What I should have done was visit all the professors and make a pitch for what I knew I was already interested in. When I wasn’t studying for classes or working, I was always looking up research on energy drinks and their ingredients – reading everything about them that I could get my hands on.
What I should’ve said: “Yeah, so I’ve been fascinated by the ingredients in energy drinks and how they interact together. There is no one researching how caffeine interacts with theanine or taurine or carnitine. Can I study these things and publish as many articles as possible while I’m part of your lab?”
What I Should Have Done:
If I had been more proactive about finding a professor in line with my interests in the science of energy drink ingredients—BEFORE I even picked the grad schools I would apply to—my grad school experience could have been a lot different.
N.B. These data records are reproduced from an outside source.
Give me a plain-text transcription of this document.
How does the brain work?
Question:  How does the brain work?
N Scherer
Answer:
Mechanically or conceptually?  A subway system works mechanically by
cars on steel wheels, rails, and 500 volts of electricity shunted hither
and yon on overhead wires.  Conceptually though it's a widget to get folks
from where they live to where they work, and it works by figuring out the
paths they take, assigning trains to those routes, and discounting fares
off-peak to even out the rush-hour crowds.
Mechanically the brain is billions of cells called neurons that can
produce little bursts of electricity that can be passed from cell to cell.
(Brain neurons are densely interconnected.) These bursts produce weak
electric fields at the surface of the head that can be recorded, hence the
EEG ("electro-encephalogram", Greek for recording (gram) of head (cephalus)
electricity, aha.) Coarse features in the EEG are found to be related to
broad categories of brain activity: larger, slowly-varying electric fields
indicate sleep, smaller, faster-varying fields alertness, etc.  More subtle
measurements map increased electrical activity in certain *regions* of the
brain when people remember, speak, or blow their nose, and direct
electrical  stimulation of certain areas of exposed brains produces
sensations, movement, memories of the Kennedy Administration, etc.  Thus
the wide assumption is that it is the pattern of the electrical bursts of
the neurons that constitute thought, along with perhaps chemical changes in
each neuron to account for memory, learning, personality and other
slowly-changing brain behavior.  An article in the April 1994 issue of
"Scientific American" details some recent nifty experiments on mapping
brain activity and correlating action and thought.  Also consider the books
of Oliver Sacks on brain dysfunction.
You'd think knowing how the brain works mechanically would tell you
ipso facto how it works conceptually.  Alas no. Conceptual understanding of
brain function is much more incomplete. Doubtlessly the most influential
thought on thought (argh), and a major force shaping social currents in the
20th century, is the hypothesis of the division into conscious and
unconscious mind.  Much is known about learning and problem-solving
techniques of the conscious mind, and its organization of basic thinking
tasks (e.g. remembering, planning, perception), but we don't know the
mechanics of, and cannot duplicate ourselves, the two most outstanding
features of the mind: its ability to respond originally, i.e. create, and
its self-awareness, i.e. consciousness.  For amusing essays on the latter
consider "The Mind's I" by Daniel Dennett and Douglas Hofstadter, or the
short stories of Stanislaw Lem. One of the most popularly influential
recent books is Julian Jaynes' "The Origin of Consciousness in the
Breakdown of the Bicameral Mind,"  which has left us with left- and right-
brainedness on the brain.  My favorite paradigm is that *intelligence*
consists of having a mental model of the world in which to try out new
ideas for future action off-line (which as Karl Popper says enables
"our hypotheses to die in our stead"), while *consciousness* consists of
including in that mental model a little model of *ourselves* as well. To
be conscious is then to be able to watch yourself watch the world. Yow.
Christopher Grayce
Maybe I wouldn’t be so bitter about my grad school experience. Maybe it wouldn’t have taken so long to establish my expertise in energy drinks because I wouldn’t have had to do it in my spare time the way I did.
If you came to this realization later in the game like me and the ship of choosing a grad school or a professor has already sailed for you, there’s still an opportunity to find your own path below with lesson #3.
3. It’s not about what you study, it’s about how you use your resources while you’re at it!
Many people in the world will never have the same level of access to experts, archives, journals, and other resources as you do in college and grad school. Do you know how expensive it is to read scientific journals when you’re not affiliated with a university? Do you know how hard it is to find a group of people outside of college who will participate in a survey or study if you only give them free food?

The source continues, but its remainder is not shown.